2026 SYFOVRE Gross-to-Net AdjustmentsHigh 20% Range

Decelerating profitability. Management expects gross-to-net deductions to increase from the 'mid-20% range' seen in Q4 2025 to the 'high 20% range' in 2026. This is attributed to the normal step-wise evolution of the buy-and-bill market, meaning Apellis will keep a smaller percentage of the drug's list price.

Q1 2026 SYFOVRE Sales VolumeSeasonal Contraction

Decelerating. Management warned of a modest inventory reduction in the channel alongside typical seasonal dynamics (Medicare re-verifications and winter weather). They expect Q1 to be the softest quarter of the year, echoing the Q1 2025 dynamic, leading to relatively flat overall revenue expectations for FY26 compared to FY25.

2026 Operating ExpensesModestly Higher vs 2025

Accelerating costs. Despite SG&A efficiency optimization, overall OpEx will rise due to incremental R&D investments. Apellis recently initiated two new pivotal Phase 3 trials for EMPAVELI in FSGS and DGF, which will drive clinical trial expenses higher throughout the year.

Key Questions

Path to Profitability Reality

You maintain that current cash will fund operations to profitability. However, FY25 cash flow was only positive due to the $275M Sobi buyout, and SYFOVRE revenue is currently flat-to-down YoY. What is the structural bridge to positive operating cash flow excluding one-time partnership payments?
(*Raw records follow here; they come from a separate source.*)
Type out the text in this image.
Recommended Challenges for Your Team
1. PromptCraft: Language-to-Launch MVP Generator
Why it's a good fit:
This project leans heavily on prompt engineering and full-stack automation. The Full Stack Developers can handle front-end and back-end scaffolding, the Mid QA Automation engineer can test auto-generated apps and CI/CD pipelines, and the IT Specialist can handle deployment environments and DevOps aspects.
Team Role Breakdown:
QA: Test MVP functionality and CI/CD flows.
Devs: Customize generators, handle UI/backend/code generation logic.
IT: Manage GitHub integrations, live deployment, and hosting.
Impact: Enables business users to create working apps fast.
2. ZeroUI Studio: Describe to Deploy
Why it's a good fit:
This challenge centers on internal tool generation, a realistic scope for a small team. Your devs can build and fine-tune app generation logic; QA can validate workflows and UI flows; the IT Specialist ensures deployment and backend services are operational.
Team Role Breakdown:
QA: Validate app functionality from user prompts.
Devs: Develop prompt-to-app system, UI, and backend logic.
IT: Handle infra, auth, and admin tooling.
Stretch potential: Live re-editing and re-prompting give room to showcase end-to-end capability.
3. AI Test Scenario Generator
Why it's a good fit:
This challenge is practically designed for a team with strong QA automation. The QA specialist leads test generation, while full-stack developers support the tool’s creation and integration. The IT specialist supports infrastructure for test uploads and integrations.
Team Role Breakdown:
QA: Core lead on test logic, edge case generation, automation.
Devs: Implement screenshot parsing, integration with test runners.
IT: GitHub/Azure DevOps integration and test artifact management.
Free Goods and Co-Pay Dynamics

With 13% of Q4 SYFOVRE volume distributed as free goods and $34M paid to patient assistance organizations, how much of the GA market is actually viable under current US reimbursement frameworks without heavy manufacturer subsidization?

EMPAVELI Peak Penetration Target

You achieved >5% penetration in C3G/IC-MPGN in a single quarter and have stated a peak target of 50%. How much of the initial demand was a bolus of warehoused patients versus sustainable ongoing incident diagnosis?

Sobi Royalty Cap Mechanics

Following the 90% reduction in Sobi royalty payments, could you provide more clarity on the timeline or projected sales volume required to hit the 1.45x cap and revert back to the 100% royalty rate?